Wonderland in Alice by CTC Dance Company

Words by Saskia Horton. Saskia took part in our Guest Writers programme, a writers development programme supported by Arts Council England.

Never have I seen a take on this much-beloved classic that is so ground-breaking & canonically Queer. Despite the otherworldly nature of CTC Company’s Wonderland in Alice (and it’s obvious potential to be head-cannoned by LGBT audience with an abundance of queer subtext) previous adaptations have done little to ground the story in a reality we recognise. Instead, leaning into the dissociative dream-like nature of it all.

The live-action films are predictably dark and Tim Burton-esque, the 60s animation classic, whimsical and wayward. And a recent theatre performance by Zoonation: The Mad Hatter’s Tea Party, attempted to relate Wonderland to a world of mental illness, representing the characters as patients in an ‘institution’. A therapist arriving at the scene to ‘cure’ everybody is then dragged into a world of nonsensical folly, erupting into a table-dancing, tea-party. So it seems those investing time in Wonderland adaptations often get drunk off their own fancy. Contrastingly, this avant-garde dance-theatre piece is a grounded take for a story so steeped in surrealism.

The diverse range of well-made characters is a stand-out factor. Each with their own movement language; from the creeping, crawling White rabbit, the Cheshire Cat’s flicking legs & sensuous steps, the Mad Hatter, with rocking grooves & lilting lines and lastly the Red Queen who struts, vogues and serves. It seamlessly portrays an idea about the kinship of a chosen family. That amongst the odd-balls & misfits of Wonderland there can be found, a real sense of community.

“Finding yourself” is a central tenet to the show, illustrated by the blue neon light ablaze on the back wall ingraining the question “Who are you?” in our subconscious from the very beginning. Even the inverted title “Wonderland in Alice” suggests deeper focus on internal exploration than external wonderment. Which is demonstrated as we see Alice escape from all previous definitions of themself through Wonderland. Learning lessons from & interacting with each character, their movement language starts off small, quiet and pedestrian before it builds to a climactic solo. Here, they take up all the space; leaping, bounding, crashing across the stage in a moment of chaos and an expression deeply reminiscent of a ‘Queer becoming’.

The Narrator’s boundless energy stands out above the ensemble. It’s obvious that they (Caitlyn “Acken” Taylor) wrote the entire show. Their scene-stealing presence seems better suited to a west-end stage rather than that of a small community theatre. However, they still blend seamlessly into the fabric, their beat-driven lyricism weaving twirling bodies into a sumptuous soundtrack.

The costume design is perfectly gender-bendy and camp to suit ‘Genderless’ characters, using they/them pronouns, (as described by Christopher Tendai, choreographer). Alice is heroically butch, clad in corset, underwired petticoat & a blue micro-shirt; strongly contrasting the Red Queen who is fantastically trans-femme adorned with glitzy velvet gloves. Even the delicious ‘drink me’ bottles scene, seems to allude to real-life effects of gender transition & defying the binary with the line: “Just the right size, but I cannot get in, no matter the changes I make, I can’t win”. 
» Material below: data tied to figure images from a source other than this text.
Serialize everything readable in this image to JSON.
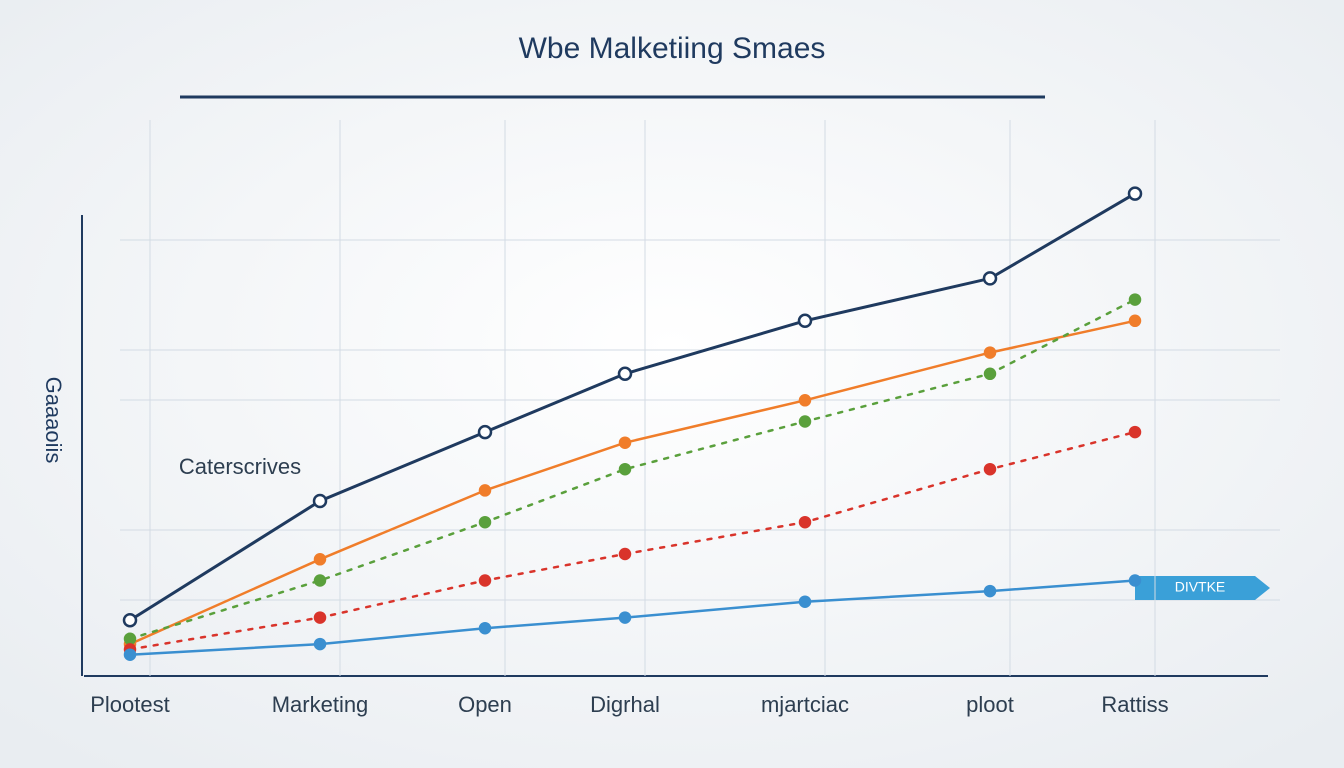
{
  "chart_data": {
    "type": "line",
    "title": "Wbe Malketiing Smaes",
    "y_label": "Gaaaoiis",
    "annotation": "Caterscrives",
    "tag": "DIVTKE",
    "categories": [
      "Plootest",
      "Marketing",
      "Open",
      "Digrhal",
      "mjartciac",
      "ploot",
      "Rattiss"
    ],
    "ylim": [
      0,
      100
    ],
    "grid": true,
    "series": [
      {
        "color": "#1f3a5f",
        "dashed": false,
        "values": [
          7.5,
          30,
          43,
          54,
          64,
          72,
          88
        ]
      },
      {
        "color": "#f07d2a",
        "dashed": false,
        "values": [
          3,
          19,
          32,
          41,
          49,
          58,
          64
        ]
      },
      {
        "color": "#5aa03c",
        "dashed": true,
        "values": [
          4,
          15,
          26,
          36,
          45,
          54,
          68
        ]
      },
      {
        "color": "#d9342b",
        "dashed": true,
        "values": [
          2,
          8,
          15,
          20,
          26,
          36,
          43
        ]
      },
      {
        "color": "#3a8fd0",
        "dashed": false,
        "values": [
          1,
          3,
          6,
          8,
          11,
          13,
          15
        ]
      }
    ]
  }
}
The set design is a masterful aspect of the work. A lopsided rhombus strip light borders the stage, blurring the characters in fantastic blue-white flashes. Life-size 3D playing cards swoop & slice: taking us down the rabbit hole, into the MadHouse, through the maze to the Queen. The set accentuates the dancers’ movement, giving gravitas to the choreography as well as the illusion that there are more people on stage. 
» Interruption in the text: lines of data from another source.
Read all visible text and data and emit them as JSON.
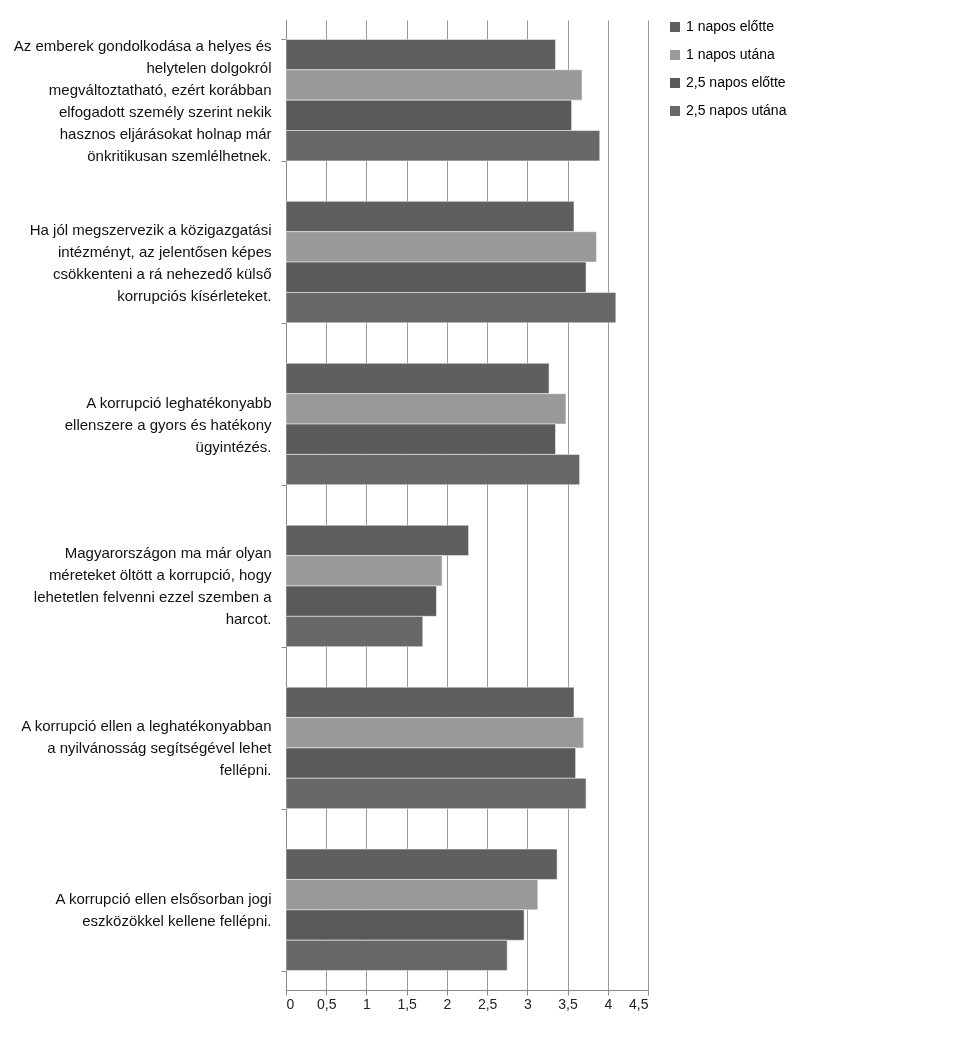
{
  "chart_data": {
    "type": "bar",
    "orientation": "horizontal",
    "categories": [
      "Az emberek gondolkodása a helyes és helytelen dolgokról megváltoztatható, ezért korábban elfogadott személy szerint nekik hasznos eljárásokat holnap már önkritikusan szemlélhetnek.",
      "Ha jól megszervezik a közigazgatási intézményt, az jelentősen képes csökkenteni a rá nehezedő külső korrupciós kísérleteket.",
      "A korrupció leghatékonyabb ellenszere a gyors és hatékony ügyintézés.",
      "Magyarországon ma már olyan méreteket öltött a korrupció, hogy lehetetlen felvenni ezzel szemben a harcot.",
      "A korrupció ellen a leghatékonyabban a nyilvánosság segítségével lehet fellépni.",
      "A korrupció ellen elsősorban jogi eszközökkel kellene fellépni."
    ],
    "series": [
      {
        "name": "1 napos előtte",
        "color": "#5f5f5f",
        "values": [
          3.35,
          3.58,
          3.27,
          2.27,
          3.58,
          3.37
        ]
      },
      {
        "name": "1 napos utána",
        "color": "#999999",
        "values": [
          3.68,
          3.86,
          3.48,
          1.94,
          3.7,
          3.13
        ]
      },
      {
        "name": "2,5 napos előtte",
        "color": "#5a5a5a",
        "values": [
          3.55,
          3.73,
          3.35,
          1.87,
          3.6,
          2.96
        ]
      },
      {
        "name": "2,5 napos utána",
        "color": "#686868",
        "values": [
          3.9,
          4.1,
          3.65,
          1.7,
          3.73,
          2.75
        ]
      }
    ],
    "xlim": [
      0,
      4.5
    ],
    "xticks": [
      0,
      {
        "value": 0.5,
        "label": "0,5"
      },
      1,
      {
        "value": 1.5,
        "label": "1,5"
      },
      2,
      {
        "value": 2.5,
        "label": "2,5"
      },
      3,
      {
        "value": 3.5,
        "label": "3,5"
      },
      4,
      {
        "value": 4.5,
        "label": "4,5"
      }
    ],
    "grid": "x",
    "legend": "right"
  }
}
The climax of the piece, however, falls short. After a rousing confrontation between the Queen & Alice, refusing to fight their strong hyper-feminine counterpart anymore, they stumble into an awkward embrace. It is only for a second, but it feels like a missed cue. Perhaps if the hug were relaxed into, it could represent a resolution of sorts. Of Alice embracing their stark opposite, inner conflict or full self. The moment is missed however and unfolds into an overemphatic duet with sickly sweet music.
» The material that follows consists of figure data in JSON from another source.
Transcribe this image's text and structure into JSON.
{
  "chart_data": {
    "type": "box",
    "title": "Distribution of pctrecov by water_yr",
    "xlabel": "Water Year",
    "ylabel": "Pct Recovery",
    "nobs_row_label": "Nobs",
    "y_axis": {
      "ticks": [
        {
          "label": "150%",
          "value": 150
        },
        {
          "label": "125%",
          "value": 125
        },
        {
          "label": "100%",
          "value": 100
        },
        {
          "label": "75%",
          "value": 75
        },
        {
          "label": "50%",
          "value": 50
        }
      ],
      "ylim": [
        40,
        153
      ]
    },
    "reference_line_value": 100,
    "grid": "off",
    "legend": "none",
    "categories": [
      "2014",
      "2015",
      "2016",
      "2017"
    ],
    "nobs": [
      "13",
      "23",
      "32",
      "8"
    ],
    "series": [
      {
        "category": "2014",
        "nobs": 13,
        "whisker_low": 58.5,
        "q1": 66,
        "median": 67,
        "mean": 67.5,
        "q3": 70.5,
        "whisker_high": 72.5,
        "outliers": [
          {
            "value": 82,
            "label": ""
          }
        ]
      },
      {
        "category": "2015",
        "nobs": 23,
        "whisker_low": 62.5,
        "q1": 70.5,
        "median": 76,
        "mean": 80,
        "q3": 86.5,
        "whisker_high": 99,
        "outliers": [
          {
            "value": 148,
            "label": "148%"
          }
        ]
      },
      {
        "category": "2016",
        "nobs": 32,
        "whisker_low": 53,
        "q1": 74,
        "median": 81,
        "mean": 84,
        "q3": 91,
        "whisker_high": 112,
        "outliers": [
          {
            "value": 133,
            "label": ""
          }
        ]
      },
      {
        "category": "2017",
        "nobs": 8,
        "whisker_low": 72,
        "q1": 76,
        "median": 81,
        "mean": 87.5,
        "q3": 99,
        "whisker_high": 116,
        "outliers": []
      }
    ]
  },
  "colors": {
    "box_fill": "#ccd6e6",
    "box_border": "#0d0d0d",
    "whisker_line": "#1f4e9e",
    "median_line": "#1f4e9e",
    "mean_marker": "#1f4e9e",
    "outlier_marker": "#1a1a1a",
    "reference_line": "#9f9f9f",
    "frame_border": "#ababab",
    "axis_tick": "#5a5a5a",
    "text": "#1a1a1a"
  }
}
Overall quality of music production on the night had some distortion and lack of clarity between the layers. Although a notable moment was the ‘club scene’ at the ‘Mad house’ with the Narrator’s bars tripping off the tongue, to pumping beat & driving bass, which contrasted the cheesier ‘musical theatre’ moments, which felt amiss without the rest of the cast bursting into song. 

Overall, it is a winning revival of a tried-and-tested narrative. And one that actually has something to say for itself. Through a unique mix of dance, character-work, poetry and design it paints a world, not so dissimilar to our own. Speaking on the real-life trials and tribulations of coming to terms with oneself outside of the confines of boxes that society sets for us.